The tension of forest hikers increases in coniferous forests and decreases in oak ones. I’m wondering why? Well, endangered forests are unstable and do not constitute a suitable living environment for humans due to the olfactory alarm messages of trees threatened by dehydration. Yes. When you walk through the forest or climb a mountain and come across trees, you probably have no idea that the tall beautiful giants communicate with each other.
Peter Wohlleben‘s book – The Hidden Life of Trees: What They Feel, How They Communicate―Discoveries from a Secret World is fascinating.

I think that this kind of curiosity about the elements that surround the paths we walk on is very useful and helps us appreciate nature even more.

Peter was born in 1964 and was employed at the forest administration in Hümmel (Germany) after studying forestry.
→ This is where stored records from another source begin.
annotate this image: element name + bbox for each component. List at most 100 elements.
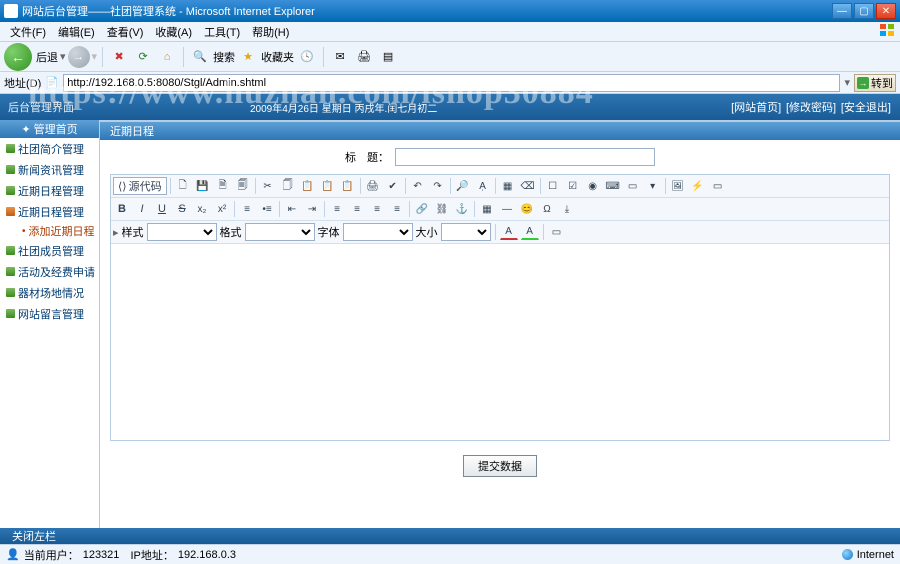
rte-radio-icon[interactable]: ◉	[584, 177, 602, 195]
rte-bold-icon[interactable]: B	[113, 200, 131, 218]
rte-smiley-icon[interactable]: 😊	[518, 200, 536, 218]
sidebar-item-schedule2[interactable]: 近期日程管理	[0, 201, 99, 222]
stop-button[interactable]: ✖	[108, 46, 130, 68]
rte-link-icon[interactable]: 🔗	[413, 200, 431, 218]
sidebar-item-members[interactable]: 社团成员管理	[0, 240, 99, 261]
rte-remove-format-icon[interactable]: ⌫	[519, 177, 537, 195]
print-button[interactable]: 🖨	[353, 46, 375, 68]
collapse-sidebar-bar[interactable]: 关闭左栏	[0, 528, 900, 544]
rte-flash-icon[interactable]: ⚡	[689, 177, 707, 195]
rte-anchor-icon[interactable]: ⚓	[453, 200, 471, 218]
rte-form-icon[interactable]: ☐	[544, 177, 562, 195]
home-button[interactable]: ⌂	[156, 46, 178, 68]
rte-sub-icon[interactable]: x₂	[193, 200, 211, 218]
mail-button[interactable]: ✉	[329, 46, 351, 68]
back-button[interactable]: ←	[4, 43, 32, 71]
rte-page-break-icon[interactable]: ⤓	[558, 200, 576, 218]
rte-outdent-icon[interactable]: ⇤	[283, 200, 301, 218]
search-label[interactable]: 搜索	[213, 49, 235, 65]
rte-text-field-icon[interactable]: ⌨	[604, 177, 622, 195]
menu-view[interactable]: 查看(V)	[101, 22, 150, 42]
rte-align-justify-icon[interactable]: ≡	[388, 200, 406, 218]
rte-strike-icon[interactable]: S	[173, 200, 191, 218]
go-button[interactable]: → 转到	[854, 74, 896, 92]
search-icon[interactable]: 🔍	[189, 46, 211, 68]
rte-about-icon[interactable]: ▭	[548, 223, 566, 241]
sidebar-item-activity[interactable]: 活动及经费申请	[0, 261, 99, 282]
rte-textarea-icon[interactable]: ▭	[624, 177, 642, 195]
rte-spell-icon[interactable]: ✔	[384, 177, 402, 195]
rte-sup-icon[interactable]: x²	[213, 200, 231, 218]
submit-button[interactable]: 提交数据	[463, 455, 537, 477]
rte-indent-icon[interactable]: ⇥	[303, 200, 321, 218]
rte-print-icon[interactable]: 🖨	[364, 177, 382, 195]
rte-bg-color-icon[interactable]: A	[521, 224, 539, 240]
rte-select-all-icon[interactable]: ▦	[499, 177, 517, 195]
sidebar-item-add-schedule[interactable]: 添加近期日程	[0, 222, 99, 240]
rte-paste-word-icon[interactable]: 📋	[339, 177, 357, 195]
sidebar-item-intro[interactable]: 社团简介管理	[0, 138, 99, 159]
rte-style-select[interactable]	[147, 223, 217, 241]
rte-ul-icon[interactable]: •≡	[258, 200, 276, 218]
rte-body[interactable]	[111, 244, 889, 440]
rte-image-icon[interactable]: 🖼	[669, 177, 687, 195]
rte-special-char-icon[interactable]: Ω	[538, 200, 556, 218]
app-banner: 后台管理界面 2009年4月26日 星期日 丙戌年.闰七月初二 [网站首页] […	[0, 94, 900, 120]
close-button[interactable]: ✕	[876, 3, 896, 19]
rte-save-icon[interactable]: 💾	[194, 177, 212, 195]
rte-underline-icon[interactable]: U	[153, 200, 171, 218]
link-logout[interactable]: [安全退出]	[841, 102, 891, 114]
rte-select-icon[interactable]: ▾	[644, 177, 662, 195]
rte-paste-icon[interactable]: 📋	[299, 177, 317, 195]
menu-help[interactable]: 帮助(H)	[246, 22, 295, 42]
sidebar-item-news[interactable]: 新闻资讯管理	[0, 159, 99, 180]
forward-button[interactable]: →	[68, 46, 90, 68]
rte-size-select[interactable]	[441, 223, 491, 241]
sidebar-item-guestbook[interactable]: 网站留言管理	[0, 303, 99, 324]
rte-find-icon[interactable]: 🔎	[454, 177, 472, 195]
refresh-button[interactable]: ⟳	[132, 46, 154, 68]
sidebar-header[interactable]: ✦ 管理首页	[0, 120, 99, 138]
maximize-button[interactable]: ▢	[854, 3, 874, 19]
sidebar-item-equipment[interactable]: 器材场地情况	[0, 282, 99, 303]
rte-copy-icon[interactable]: 🗍	[279, 177, 297, 195]
rte-hr-icon[interactable]: —	[498, 200, 516, 218]
rte-text-color-icon[interactable]: A	[500, 224, 518, 240]
link-change-password[interactable]: [修改密码]	[786, 102, 836, 114]
rte-redo-icon[interactable]: ↷	[429, 177, 447, 195]
menu-edit[interactable]: 编辑(E)	[52, 22, 101, 42]
rte-italic-icon[interactable]: I	[133, 200, 151, 218]
rte-font-select[interactable]	[343, 223, 413, 241]
history-button[interactable]: 🕓	[296, 46, 318, 68]
rte-replace-icon[interactable]: Ạ	[474, 177, 492, 195]
minimize-button[interactable]: —	[832, 3, 852, 19]
rte-new-icon[interactable]: 🗋	[174, 177, 192, 195]
title-input[interactable]	[395, 148, 655, 166]
address-label: 地址(D)	[4, 75, 41, 91]
menu-favorites[interactable]: 收藏(A)	[149, 22, 198, 42]
rte-button-icon[interactable]: ▭	[709, 177, 727, 195]
rte-ol-icon[interactable]: ≡	[238, 200, 256, 218]
edit-button[interactable]: ▤	[377, 46, 399, 68]
rte-align-center-icon[interactable]: ≡	[348, 200, 366, 218]
rte-source-button[interactable]: ⟨⟩源代码	[113, 177, 167, 195]
rte-checkbox-icon[interactable]: ☑	[564, 177, 582, 195]
title-label: 标 题：	[345, 149, 389, 165]
sidebar-item-schedule1[interactable]: 近期日程管理	[0, 180, 99, 201]
rte-format-select[interactable]	[245, 223, 315, 241]
favorites-label[interactable]: 收藏夹	[261, 49, 294, 65]
favorites-icon[interactable]: ★	[237, 46, 259, 68]
menu-file[interactable]: 文件(F)	[4, 22, 52, 42]
rte-undo-icon[interactable]: ↶	[409, 177, 427, 195]
menu-tools[interactable]: 工具(T)	[198, 22, 246, 42]
rte-unlink-icon[interactable]: ⛓	[433, 200, 451, 218]
rte-cut-icon[interactable]: ✂	[259, 177, 277, 195]
rte-table-icon[interactable]: ▦	[478, 200, 496, 218]
rte-paste-text-icon[interactable]: 📋	[319, 177, 337, 195]
rte-page-icon[interactable]: 🗎	[214, 177, 232, 195]
rte-align-right-icon[interactable]: ≡	[368, 200, 386, 218]
rte-template-icon[interactable]: 🗐	[234, 177, 252, 195]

After many years he resigned and decided to manage a forest in Eifel.
The communication language of trees is of olfactory nature. When an animal feeds from the tree, the latter will emit poisonous substances and signals at a distance to his “brothers” to notify them of the danger.

Why does mountain air or forest air feel so good? The air in young spruce forests is almost free of bacteria thanks to the phytoncides secreted by the needles, thus the trees disinfect the environment in which they live. That’s why we long to escape the urban jungle for some fresh air. Our nose does not lie to us.
In a handful of forest land dwell more beings than people on earth. Hyphae, networks of fungi, are a kind of internet of the forest. Trees communicate through the chemicals they transmit through these intermediaries. Trees help each other. Mother-trees, before they fall, transmit through their roots the last reserves to the children, thus helping them to change their growth rate. What’s interesting is that man-planted forests have a different supporting network, in the sense that it seems that through human intervention, those trees lose some of their ability to communicate underground. In the virgin forests you can observe, as a specialist, those networks of old “friendships” between the trees. For example, when a tree is struck by lightning, others within a radius of 15 meters also die, because in the underground they were connected to the “victim” and thus they also received a fatal shock. And for a tree a hole in the bark is, therefore, almost as unpleasant as a wound in the skin for us. Fascinating, isn’t it? We often pass by these giants thinking they don’t feel anything. Well, we were wrong.
How long can a tree live? Much more than you, that’s for sure. Although if I think about the trees in Romania… I don’t know if they will have such a long life. The appetite for furniture is great… The irony of fate is that we, these ephemeral creatures, strangle the life through massive deforestation of those who may outlive us by thousands of years in longevity. Research of secular spruce trees in the Swedish province of Dalarna with the C14 radiocarbon method showed an age of….hold on…9550 years. And now don’t you feel angry because of the ignorants who dream of cutting wood for a table on which to put their cheap pint of beer? To cut down trees in ignorance is to lose that fundamental respect for life and lack the vision for the good of future generations.

The beech tree begins to reproduce from the age of 80-150 years, and by the age of 400 it can produce at least 60 times fruits and 1.8 million seeds. Of these only one will become a mature tree. To produce 1 kg of wood, a beech tree uses 180 liters of water. The trunk of a mature beech tree needs for growth an amount of sugar and cellulose equal to the harvest of a wheat field of 10,000 m². You see, this kind of details shows how difficult and long-lasting it is for a tree to mature. To see a forest and know the life story of a tree is something that should be taught in schools and families. A respect for nature is acquired through knowledge and education.

We also have street children when it comes to trees. It is about the less fortunate, about the trees planted in the cities. Poor them! The acid in the dog’s urine attacks the bark and can cause the roots to die. So you don’t do any good when you let your friend “quench” the tree’s thirst, on the contrary. The salt thrown on the streets in the winter is another enemy, and the night lighting is terrible for them. In the United States at one time, 9% of oak tree deaths in an american city were due to nighttime lighting. Trees need sleep too. I looked with different eyes after finishing this book at the roadside trees. No support network, no soil full of hyphae, no natural conditions…. I felt sad…

We are at the beginning of spring. The highest pressure is measured in the trees now, before sprouting. Then the water enters the trunk with such a force, that it can be heard with a stethoscope placed on the bark. I’d call it the symphony of life, and I think that without an appreciation of the leafy giants we may soon be left quietly, with a stethoscope on…nothing. Furniture gives us neither oxygen, nor symphony.

I think we need more books like this one to show people how much we need nature, much more than it needs us.